I delivered my annual talk AMA at the NCBS science writing workshop yesterday. While the questions the students asked were mostly the same as last year (and the year before that), I also took the opportunity to request them to consider diversifying into other subjects. Most, if not all, journalists entering India’s science journalism space every year want to compose stories about the life sciences and/or ecology. As a result, however, while there are numerous journalists to write about issues in these areas, there are fewer than a handful to deal with developments in all the other ones – from theoretical particle physics to computer science to chemical engineering.
This gives the impression to the consumers of journalism that research in these areas isn’t worth writing about or, more perniciously, that developments in these areas aren’t to be discussed (and debated, if need be) in the public domain. And this in turn contributes to a vicious cycle, where “there no stories about physics” and “there is no interest in publishing stories about physics” successively keep readers/editors and the journalists, resp., at bay.

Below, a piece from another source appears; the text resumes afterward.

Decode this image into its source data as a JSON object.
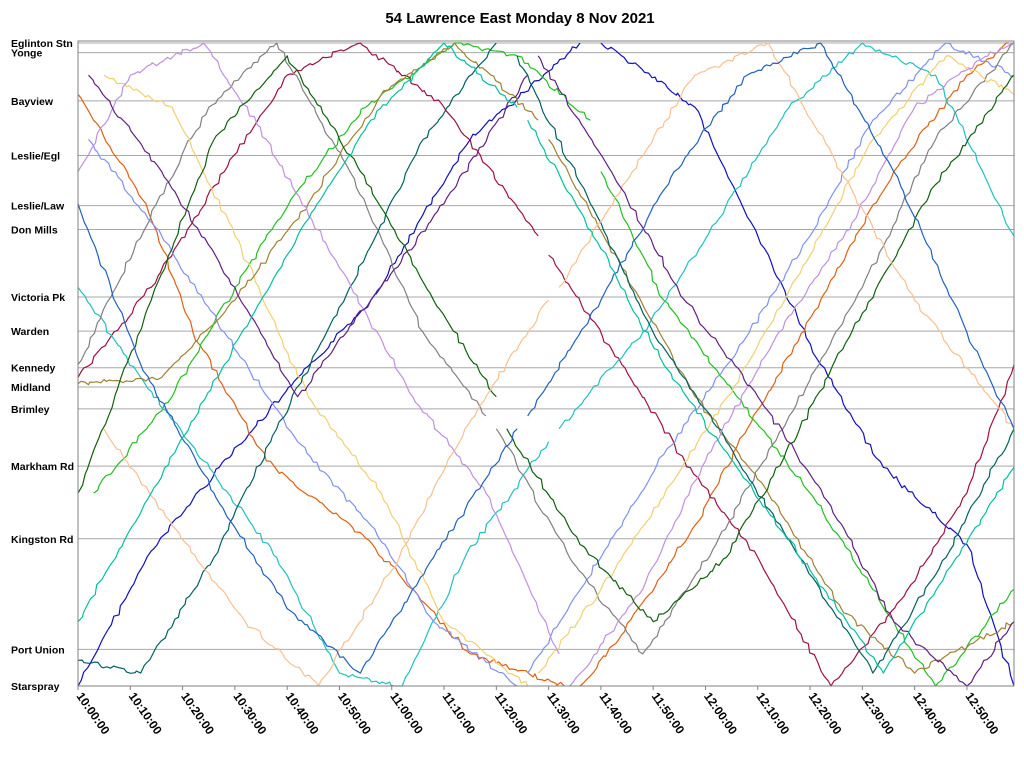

However, from an editor’s perspective, the problem has an eminently simple solution: induct and then publish reporters producing work on research on these subjects. This doesn’t always have to be of newly minted producers but could also benefit from existing ones actively diversifying into beats other than their first choices over the course of a few years.
This sort of diversification doesn’t happen regularly but if it does, it could also benefit younger journalists who are looking to make their presence felt. For example, it’s easier to stand out from the crowd writing about, say, semiconductor fabrication than about ecological research (although this isn’t to say one is more important than the other). When more such writing is produced, editors also stand to gain because they can offer readers a more even coverage of research in the country instead of painting a lopsided picture.

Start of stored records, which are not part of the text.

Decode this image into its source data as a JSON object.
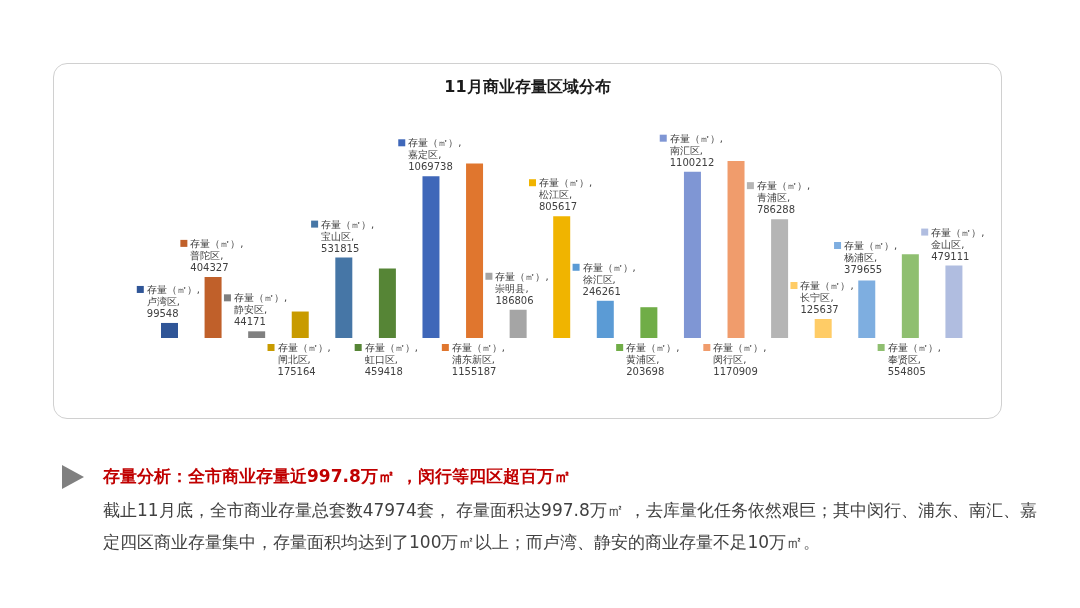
{
  "chart_data": {
    "type": "bar",
    "title": "11月商业存量区域分布",
    "categories": [
      null,
      null,
      null,
      null,
      null,
      null,
      null,
      null,
      null,
      null,
      null,
      null,
      null,
      null,
      null,
      null,
      null,
      null,
      null
    ],
    "series": [
      {
        "colors": [
          "#2f5597",
          "#c0602a",
          "#808080",
          "#c89b00",
          "#4676a6",
          "#568536",
          "#3f67b9",
          "#e0762e",
          "#a5a5a5",
          "#f0b400",
          "#5b9bd5",
          "#70ad47",
          "#7f96d4",
          "#f09c6c",
          "#b5b5b5",
          "#ffcc66",
          "#7eaee0",
          "#8fbf70",
          "#b0bde0"
        ],
        "values": [
          99548,
          404327,
          44171,
          175164,
          531815,
          459418,
          1069738,
          1155187,
          186806,
          805617,
          246261,
          203698,
          1100212,
          1170909,
          786288,
          125637,
          379655,
          554805,
          479111
        ],
        "value_labels": [
          "存量（㎡）, 卢湾区, 99548",
          "存量（㎡）, 普陀区, 404327",
          "存量（㎡）, 静安区, 44171",
          "存量（㎡）, 闸北区, 175164",
          "存量（㎡）, 宝山区, 531815",
          "存量（㎡）, 虹口区, 459418",
          "存量（㎡）, 嘉定区, 1069738",
          "存量（㎡）, 浦东新区, 1155187",
          "存量（㎡）, 崇明县, 186806",
          "存量（㎡）, 松江区, 805617",
          "存量（㎡）, 徐汇区, 246261",
          "存量（㎡）, 黄浦区, 203698",
          "存量（㎡）, 南汇区, 1100212",
          "存量（㎡）, 闵行区, 1170909",
          "存量（㎡）, 青浦区, 786288",
          "存量（㎡）, 长宁区, 125637",
          "存量（㎡）, 杨浦区, 379655",
          "存量（㎡）, 奉贤区, 554805",
          "存量（㎡）, 金山区, 479111"
        ]
      }
    ],
    "annotations": [
      "存量分析：全市商业存量近997.8万㎡ ，闵行等四区超百万㎡",
      "截止11月底，全市商业存量总套数47974套， 存量面积达997.8万㎡ ，去库量化任务依然艰巨；其中闵行、浦东、南汇、嘉定四区商业存量集中，存量面积均达到了100万㎡以上；而卢湾、静安的商业存量不足10万㎡。"
    ]
  }
}
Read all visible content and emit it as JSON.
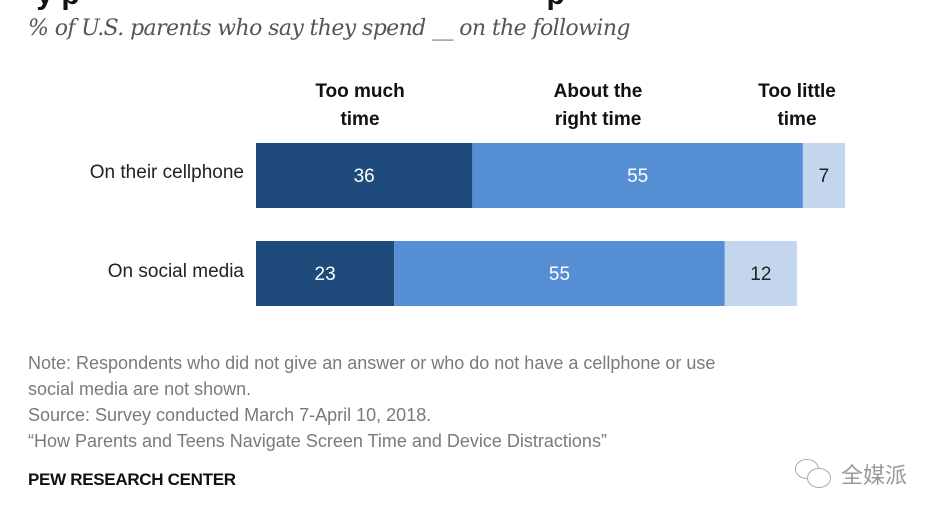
{
  "subtitle": "% of U.S. parents who say they spend __ on the following",
  "chart_data": {
    "type": "bar",
    "orientation": "horizontal",
    "stacked": true,
    "title": "",
    "subtitle": "% of U.S. parents who say they spend __ on the following",
    "categories": [
      "On their cellphone",
      "On social media"
    ],
    "series": [
      {
        "name": "Too much time",
        "values": [
          36,
          23
        ],
        "color": "#1f4a7c",
        "label_color": "#ffffff"
      },
      {
        "name": "About the right time",
        "values": [
          55,
          55
        ],
        "color": "#568ed4",
        "label_color": "#ffffff"
      },
      {
        "name": "Too little time",
        "values": [
          7,
          12
        ],
        "color": "#c4d6ee",
        "label_color": "#222222"
      }
    ],
    "xlabel": "",
    "ylabel": "",
    "xlim": [
      0,
      100
    ],
    "grid": false,
    "legend": "column headers above bars"
  },
  "column_headers": [
    {
      "line1": "Too much",
      "line2": "time"
    },
    {
      "line1": "About the",
      "line2": "right time"
    },
    {
      "line1": "Too little",
      "line2": "time"
    }
  ],
  "notes": {
    "note_line1": "Note: Respondents who did not give an answer or who do not have a cellphone or use",
    "note_line2": "social media are not shown.",
    "source": "Source: Survey conducted March 7-April 10, 2018.",
    "report": "“How Parents and Teens Navigate Screen Time and Device Distractions”"
  },
  "brand": "PEW RESEARCH CENTER",
  "watermark": {
    "text": "全媒派",
    "icon": "wechat-icon"
  }
}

One might argue that there needs to be demand from readers as well, but the relationship between editors and readers isn’t a straightforward demand-supply contest. If that were the case, the news would have become synonymous with populist drivel a long time ago. Instead, it’s more about progressively creating newer interests in the longer run that are a combination of informative and interesting. Put one way, this means the editor should be able to bypass the ‘interestedness indicator’ once in a while to publish stories that readers didn’t know they needed (such as The Wire‘s piece on quantum biology earlier this month).
Such a thing obviously wouldn’t be possible without journalists pitching stories other than what they usually do, and of course editors who have signalled that they are willing to take such risks.